Кукла Аглая

В поместье старом, где скрипели ели,
И тени по углам таиться смели,
Жил князь угрюмый с дочерью своей,
Малюткой Анной, всех ему милей.

Жена его скончалась в родах тяжких,
Оставив мужу боль в бумагах важных,
А дочке — лишь туманный, смутный лик
Да материнский затаённый крик.

Росла княжна бледней парчовой розы,
Ей чужды были детские занозы,
Игры и смех. В саду одна бродила,
И никого на свете не любила.

Отец, в тоске, дарил ей безделушки,
Ленты, наряды, прочие игрушки,
Но Анна лишь вздыхала тяжело,
И сердце детской печалью заросло.

Однажды с ярмарки, из города, где все важны,
Привёз купец диковинку для молодой княжны
Не куклу — чудо, боже мой!
С лицом фарфоровым и слёзкою живой,

Застывшей на щеке. Глаза — стекло,
Но столько в них печали залегло,
Что глянешь — и мороз пойдёт по коже.
«Зовут Аглая», — рассказал вельможе.

И чудо! Анна куклу приняла,
К груди прижала, в спальню унесла.
С тех пор они не расставались боле,
Деля и сны, и трапезу, и волю.

Княжна шептала ей свои секреты,
Просила у игрушки дать советы.
И слуги замечать всё чаще стали,
Что взоры куклы злобой наливали,

Когда кто Анну обижал случайно
Иль слово резкое бросал нечаянно.
Раз нянька старая, в сердцах бранясь,
Схватила куклу: «Вот же, право, мразь!

Из-за тебя дитя совсем пропало!»
И на пол со всей силой та упала.
Фарфор не треснул. Но в тот самый миг
Раздался Анны исступлённый крик.

Она на няню бросилась, рыдая:
«Отдай Аглаю! А сама — змея, ты злая!»
А ночью в доме пламя занялось,
И пламя то из нянькиной светелки началось.

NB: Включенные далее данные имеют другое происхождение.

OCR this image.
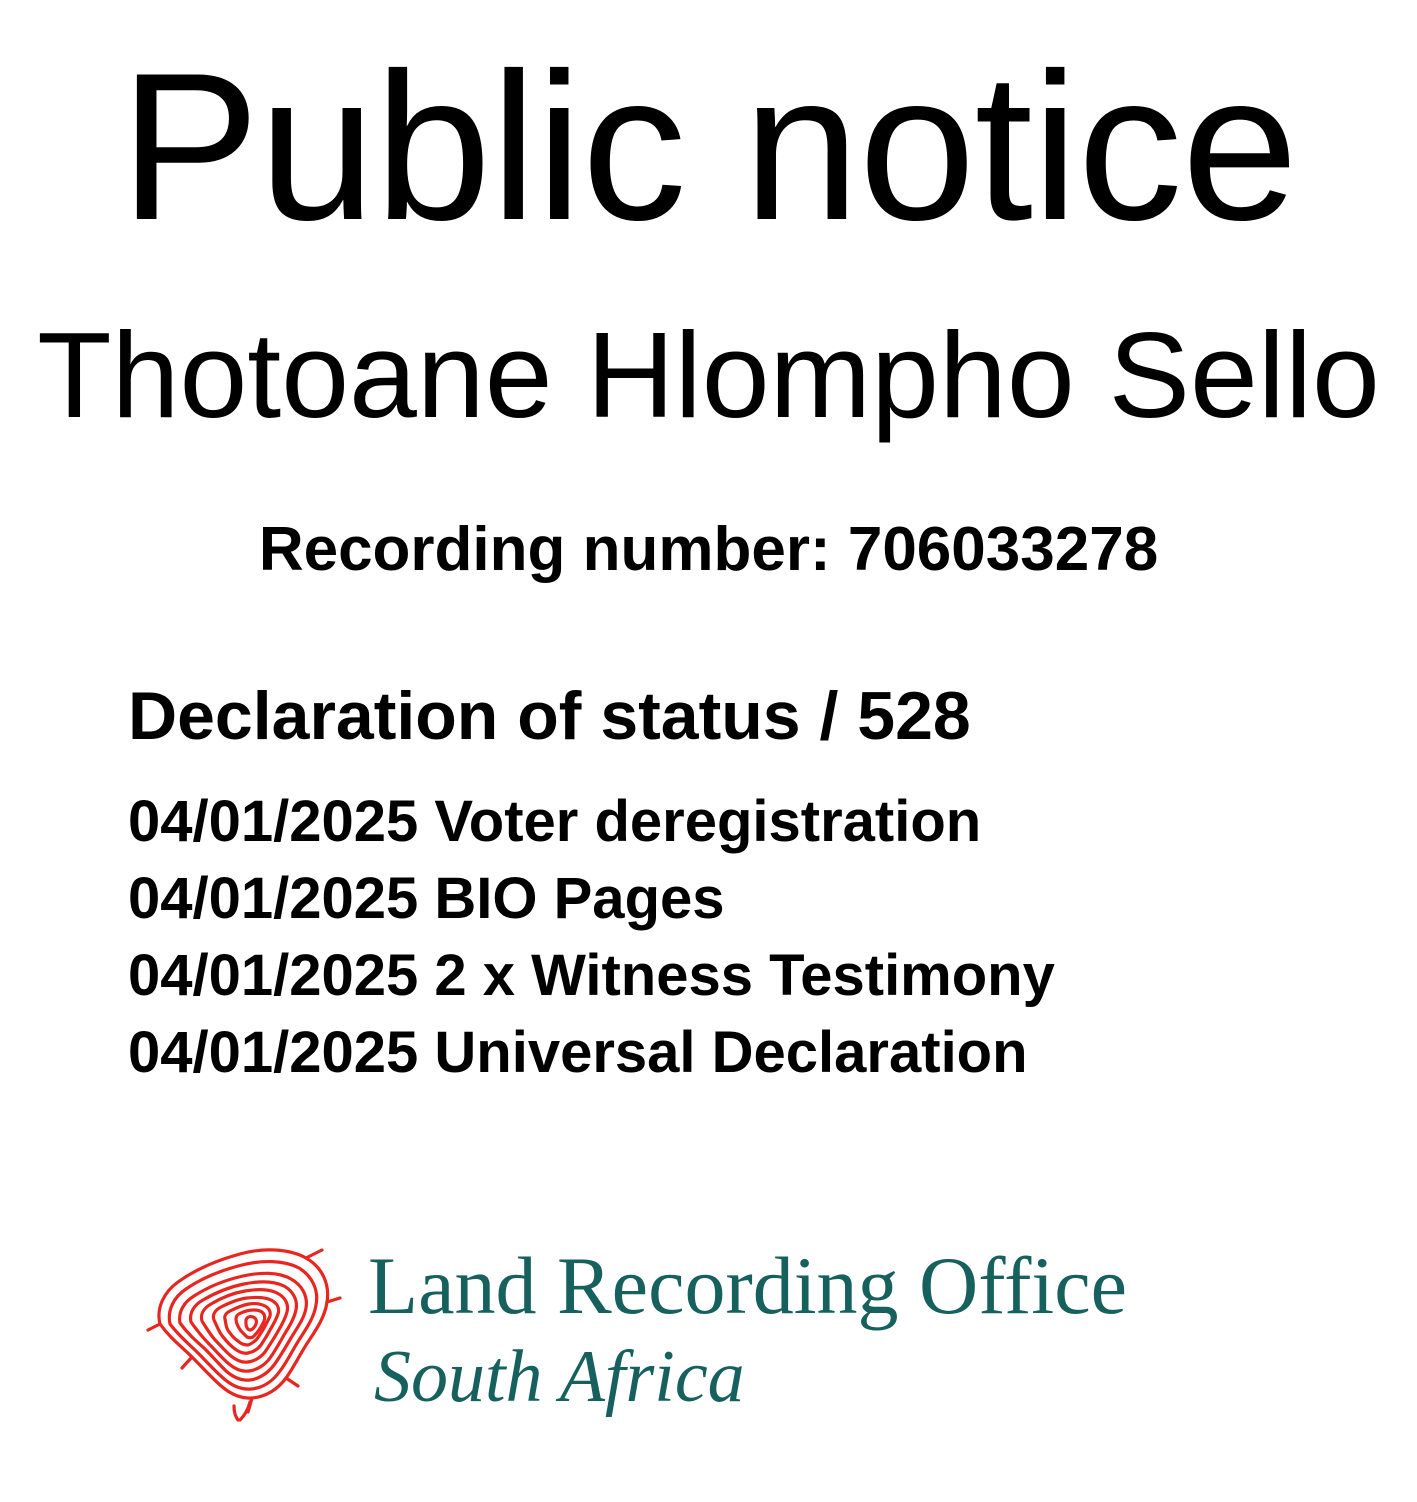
Public notice
Thotoane Hlompho Sello

Recording number: 706033278

Declaration of status / 528
04/01/2025 Voter deregistration
04/01/2025 BIO Pages
04/01/2025 2 x Witness Testimony
04/01/2025 Universal Declaration
Land Recording Office
South Africa
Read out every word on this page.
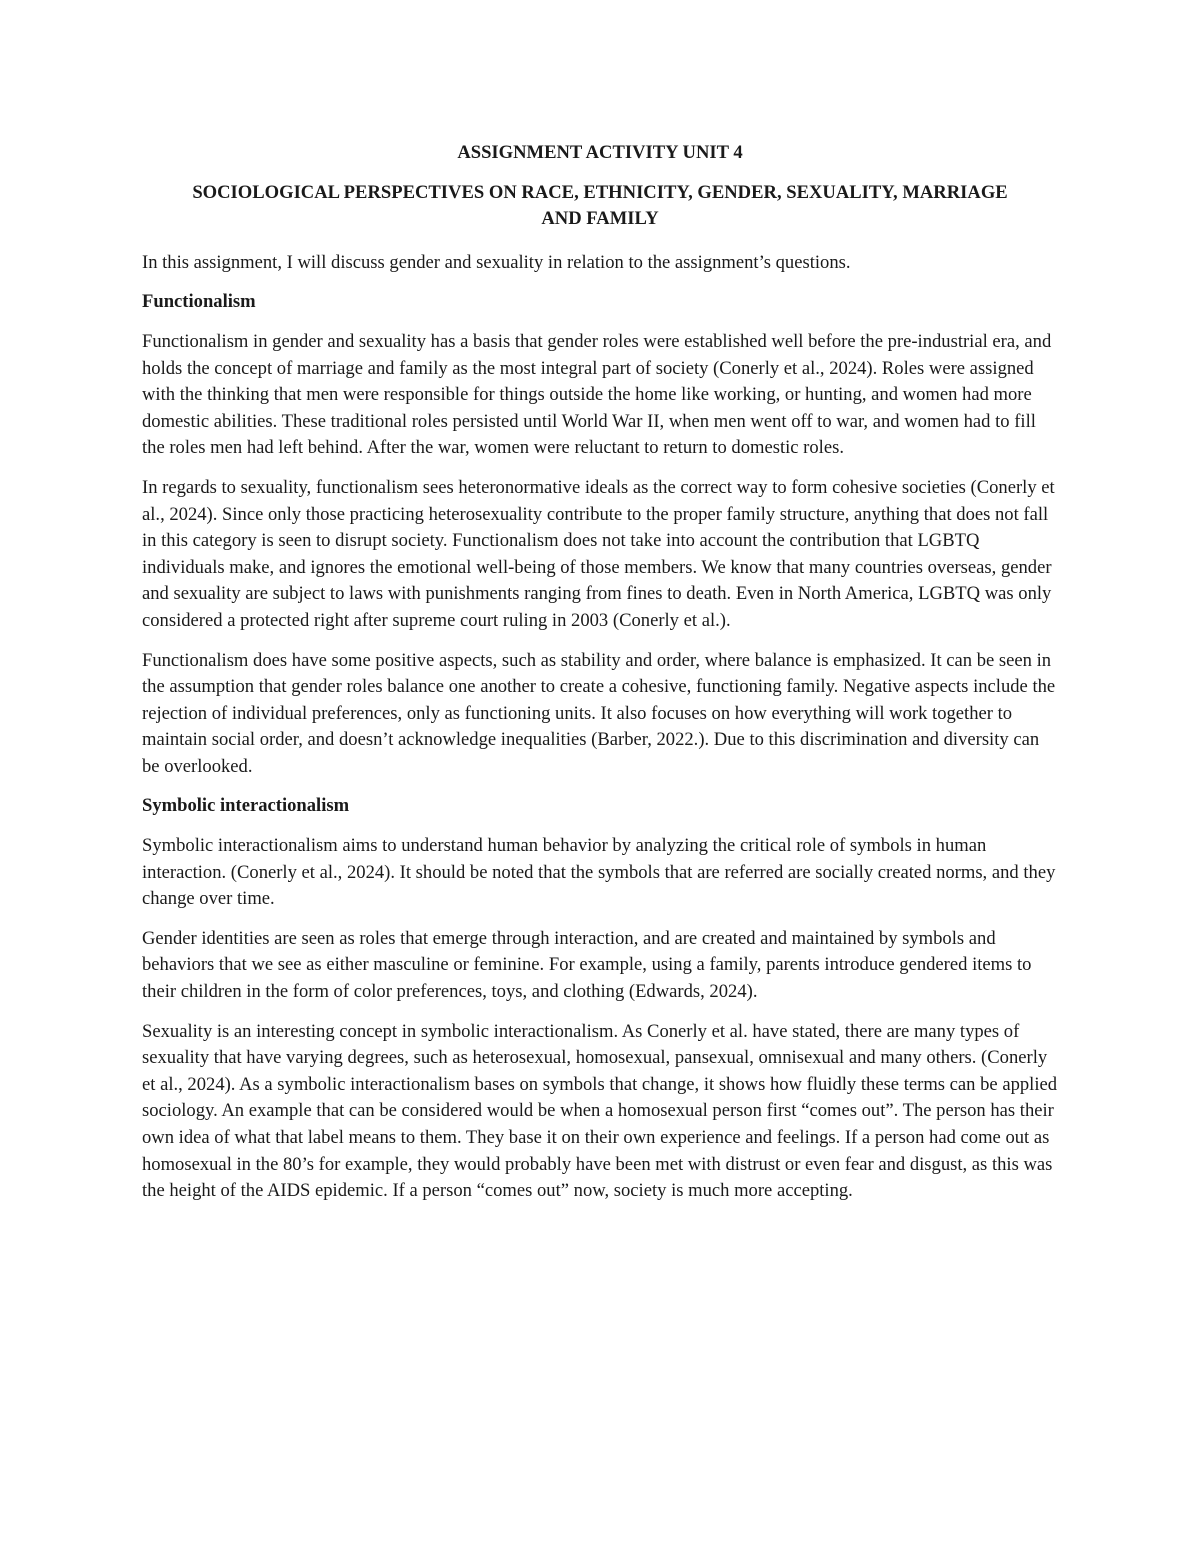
ASSIGNMENT ACTIVITY UNIT 4

SOCIOLOGICAL PERSPECTIVES ON RACE, ETHNICITY, GENDER, SEXUALITY, MARRIAGE AND FAMILY

In this assignment, I will discuss gender and sexuality in relation to the assignment’s questions.

Functionalism

Functionalism in gender and sexuality has a basis that gender roles were established well before the pre-industrial era, and holds the concept of marriage and family as the most integral part of society (Conerly et al., 2024). Roles were assigned with the thinking that men were responsible for things outside the home like working, or hunting, and women had more domestic abilities. These traditional roles persisted until World War II, when men went off to war, and women had to fill the roles men had left behind. After the war, women were reluctant to return to domestic roles.

In regards to sexuality, functionalism sees heteronormative ideals as the correct way to form cohesive societies (Conerly et al., 2024). Since only those practicing heterosexuality contribute to the proper family structure, anything that does not fall in this category is seen to disrupt society. Functionalism does not take into account the contribution that LGBTQ individuals make, and ignores the emotional well-being of those members. We know that many countries overseas, gender and sexuality are subject to laws with punishments ranging from fines to death. Even in North America, LGBTQ was only considered a protected right after supreme court ruling in 2003 (Conerly et al.).

Functionalism does have some positive aspects, such as stability and order, where balance is emphasized. It can be seen in the assumption that gender roles balance one another to create a cohesive, functioning family. Negative aspects include the rejection of individual preferences, only as functioning units. It also focuses on how everything will work together to maintain social order, and doesn’t acknowledge inequalities (Barber, 2022.). Due to this discrimination and diversity can be overlooked.

Symbolic interactionalism

Symbolic interactionalism aims to understand human behavior by analyzing the critical role of symbols in human interaction. (Conerly et al., 2024). It should be noted that the symbols that are referred are socially created norms, and they change over time.

Gender identities are seen as roles that emerge through interaction, and are created and maintained by symbols and behaviors that we see as either masculine or feminine. For example, using a family, parents introduce gendered items to their children in the form of color preferences, toys, and clothing (Edwards, 2024).

Sexuality is an interesting concept in symbolic interactionalism. As Conerly et al. have stated, there are many types of sexuality that have varying degrees, such as heterosexual, homosexual, pansexual, omnisexual and many others. (Conerly et al., 2024). As a symbolic interactionalism bases on symbols that change, it shows how fluidly these terms can be applied sociology. An example that can be considered would be when a homosexual person first “comes out”. The person has their own idea of what that label means to them. They base it on their own experience and feelings. If a person had come out as homosexual in the 80’s for example, they would probably have been met with distrust or even fear and disgust, as this was the height of the AIDS epidemic. If a person “comes out” now, society is much more accepting.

Сгорела заживо, крича в дыму.
Никто не понял, что и почему.
Лишь Анна утром, куклу обнимая,
Шептала тихо: «Умница, Аглая...»

Прошёл так год. Князь гостя принимал
Соседа-графа, что давно желал
Скрепить союзом земли и именья,
Отдав за Анну сына без сомненья.

Смотрины были. Анна, как всегда,
Сидела с куклой, холодна, горда.
Жених, юнец весёлый и румяный,
Сказал шутя: «Какой игрушкой странной

Вы тешитесь, княжна. Пора бы, право,
Живым внимать, таков любви устав!»
И потянулся к кукле он рукой,
Чтоб отложить, нарушив тем покой.

Но Анна вскрикнула, прижав её к груди,
И прошипела: «Прочь! Не подходи!»
Аглаины глаза сверкнули льдом,
И в доме будто бы ударил гром.

Жених смутился, вечер был испорчен,
А графский сын наутро был у порчи.
Свалил недуг его, он бредил и кричал,
И лекарь лишь беспомощно качал

Седой главой, не зная как помочь.
Через три дня ушла душа из тела прочь.
Тут князь прозрел. Весь ужас осознав,
И слуг испуганных к себе призвав,

Ворвался в спальню дочери своей.
«Отдай мне куклу! Дьявольский трофей!»
Но Анна с визгом в угол забилась,
«Она моя! Она мне покорилась!»

Отец был сильным. Вырвал он Аглаю
Из рук дрожащих, к ярости взывая.
Он бросил куклу в раскалённый зев
Камина, где огонь, рассвирепев,

Объял фарфор. И страшный треск пошёл,
И будто женский стон до слуха князя дошёл.
Стекло глазниц расплавилось, сочась,
Как будто слёзы лились в этот час.

И в дыме едком, что валил столбом,
Увидел князь лицо жены мельком...
То был последний дар её, проклятый,
Душою материнской в кукле запертый,

Чтоб дочь беречь от всякого вреда,
Не зная грани между «да» и «никогда».

А Анна, видя гибель той одной,
Кто разделял с ней мир её больной,
Издав последний, леденящий крик,
Упала замертво. И в тот же миг

Погас огонь, оставив только чад
Да князя, что ничему уже не рад.
Один в поместье, средь пустых зеркал,
Он до седин свой страшный грех искал.